Bahzusua45 said:
Esenlikler,
Güç dediğimiz somut kavram Satanizmde ne gibi bir önem taşımakta? Güçten kastığım fiziksel veyahut Ruhani bir güç değil. İnsanların üzerindeki bir güç. Bir satanistin bir mekanda en çok saygı gören ve en çok şeye sahip birisi olmasını istemesi ne kadar doğru? Sahiplikten kastığım SADECE para değil, evet içinde para da var ancak buna zeka, mülk veyahut yanında olacak sadık dostlar sayılabilir. Kısaca bir satanistin bir mekanda en çok şeye sahip, Bir satanistin ortamda en güçlü olmasını istemesi ne kadar doğru?
Konu biraz saçma ancak merak ediyorum.
Esenlikler,
Güç çok geniş bir kavramdır ufak bir bilgiden tutun vücudumuz, ruhumuz, zihnimiz, çevremiz, dayanıklılığımız, konumumuz ve yeteneklerimiz dahil birçok şeyi kapsıyor. Tüm bunları incelediğimizde gördüğümüz ortak payda evreni etkileyebilme ve değiştirebilme kapasitesi gibi görünüyor. Bu etkinin fiziksel olmasına gerek yok, örneğin stoacılık gibi bir felsefe bir insanın dünyayı değerlendirmesini değiştirerek çektiği acıyı azaltabilir ve bu da kişinin daha kaliteli bir yaşam sürmesine sebebiyet verir. Yani güç sadece dışarıya etki edebilmek değildir, kendimize yaptığımız etkiler de bir çeşit güçtür.
Gücün tersi zayıflıktır. Zayıflık çoğu zaman acıya sebebiyet verir ve dünyadaki birçok acı ve kötülük, zayıflıktan kaynaklanır. Burada zayıflığın ne olduğunu çok iyi anlamak gerek. Sadece fakirlik, ruhani olarak güçsüzlük veya cehaleti kastetmiyorum (bunlar da zayıflıktır); bunlar harici kendine hakim olamamak da bir çeşit zayıflıktır. Örneğin çoğu kötülük, kişinin dürtülerinin ve duygularının mantığının önüne geçmesinden kaynaklanır. Güç zorunlu olarak sorumluluk kavramını getirir, kişi gücünün sorumluluğuna (yani erdemlere) uyduğu sürece güçlü olmasından veya güç istemesinden yana bir problem yoktur. Hatta güç istenci o kadar doğal bir kavramdır ki, Nietzsche dünyanın ve her şeyin güç istencinin bir tezahürü olduğunu söylemiştir.

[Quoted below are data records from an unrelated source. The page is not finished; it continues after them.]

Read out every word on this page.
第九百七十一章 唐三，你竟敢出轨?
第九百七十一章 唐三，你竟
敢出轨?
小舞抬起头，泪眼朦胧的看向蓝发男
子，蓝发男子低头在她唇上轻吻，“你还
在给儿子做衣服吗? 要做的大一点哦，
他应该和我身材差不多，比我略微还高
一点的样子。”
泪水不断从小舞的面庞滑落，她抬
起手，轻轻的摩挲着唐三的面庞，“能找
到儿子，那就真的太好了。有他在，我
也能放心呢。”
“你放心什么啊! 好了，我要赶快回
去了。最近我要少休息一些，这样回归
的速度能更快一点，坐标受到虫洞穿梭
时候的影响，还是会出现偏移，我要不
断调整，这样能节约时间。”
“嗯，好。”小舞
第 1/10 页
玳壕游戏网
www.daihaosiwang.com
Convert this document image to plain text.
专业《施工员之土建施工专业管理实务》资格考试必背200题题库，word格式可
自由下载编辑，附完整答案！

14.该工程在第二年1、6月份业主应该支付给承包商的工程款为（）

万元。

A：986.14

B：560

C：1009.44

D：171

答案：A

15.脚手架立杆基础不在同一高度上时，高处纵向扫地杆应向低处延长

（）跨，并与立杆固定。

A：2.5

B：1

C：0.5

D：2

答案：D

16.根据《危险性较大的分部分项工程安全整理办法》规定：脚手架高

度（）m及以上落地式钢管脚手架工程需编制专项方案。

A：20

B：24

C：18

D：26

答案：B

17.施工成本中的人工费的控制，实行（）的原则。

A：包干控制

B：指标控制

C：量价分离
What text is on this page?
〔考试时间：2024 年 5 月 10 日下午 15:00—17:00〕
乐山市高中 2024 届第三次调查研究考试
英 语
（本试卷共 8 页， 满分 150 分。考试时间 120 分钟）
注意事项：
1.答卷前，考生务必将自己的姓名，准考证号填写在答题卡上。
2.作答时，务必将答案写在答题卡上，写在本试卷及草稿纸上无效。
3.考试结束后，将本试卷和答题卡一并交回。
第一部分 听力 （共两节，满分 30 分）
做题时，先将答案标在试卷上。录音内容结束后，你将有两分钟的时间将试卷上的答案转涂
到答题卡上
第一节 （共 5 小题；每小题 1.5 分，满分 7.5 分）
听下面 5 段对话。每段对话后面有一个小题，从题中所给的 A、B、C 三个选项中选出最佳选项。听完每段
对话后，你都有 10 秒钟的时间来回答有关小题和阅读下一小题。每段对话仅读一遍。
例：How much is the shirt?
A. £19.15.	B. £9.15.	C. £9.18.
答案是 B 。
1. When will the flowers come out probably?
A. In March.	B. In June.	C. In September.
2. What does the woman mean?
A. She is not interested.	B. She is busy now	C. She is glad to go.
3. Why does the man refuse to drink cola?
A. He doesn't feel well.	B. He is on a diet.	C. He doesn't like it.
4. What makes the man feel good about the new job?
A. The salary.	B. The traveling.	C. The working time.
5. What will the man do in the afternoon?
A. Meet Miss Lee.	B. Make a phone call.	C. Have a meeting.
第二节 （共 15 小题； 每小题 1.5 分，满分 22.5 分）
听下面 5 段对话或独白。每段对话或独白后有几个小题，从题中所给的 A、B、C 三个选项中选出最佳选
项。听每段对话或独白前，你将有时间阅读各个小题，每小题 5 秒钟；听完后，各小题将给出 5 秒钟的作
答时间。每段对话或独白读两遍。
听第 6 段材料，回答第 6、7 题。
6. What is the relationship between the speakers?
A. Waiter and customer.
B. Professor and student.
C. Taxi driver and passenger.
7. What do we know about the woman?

Tabii ki söylediğim gibi güç sorumluluğu doğurur ve etik çerçevesinde kullanılmalıdır. Marcus Aurelius bu konuda örnek gösterilebilecek en iyi kişidir diye düşünüyorum. Kendisi Roma İmparatoruydu ve gücünü şatafat için değil, halkı için kullandı. Bir diğer örnek de Atatürk olabilir, hatta insanlık tarihinin dışına çıkarsak doğrudan Şeytan'ın kendisi de buna bir örnek olarak gösterilebilir. Yüksek Rahip de SS'ler için yavaş yavaş etik konulu vaazlar yazmaya başladı, doğrudan tarihi araştırmaya veya felsefe öğrenmeye vakti yetmeyenler bunlardan faydalanabilir.
Son olarak SS'ler olarak en büyük problemimiz yeterince güçlü olmamak. Eğer gerektiği kadar güçlü olsaydık ülkeyi, hatta dünyayı çoktan değiştirebilirdik. İnsanlara sermayenin kötü olduğu düşüncesini, bilginin ve farkındalığın acıya sebebiyet vereceği fikrini ve hayatın boş olduğu kaanatini aşılayarak dünyayı bugün bulunduğumuz hâle getirmeyi başardılar. Kısacası güçsüz olduğumuz sürece acı çekmeyi sürdüreceğiz. Yukarıda yazdığım her şeyi geçersek, bu bile cevabı açıkça ortaya koyuyor. Gerçekleşen depremde çektiğimiz acının da sebebi yine zayıflıkta (cehalet, fakirlik, eğitimsizlik vs. vs.) aranmalı, güçlü olmak zorundayız. Biz güçlü olmazsak onlar güçlü olacaklar ve güçlerini nasıl kullanacaklarını hepimiz biliyoruz.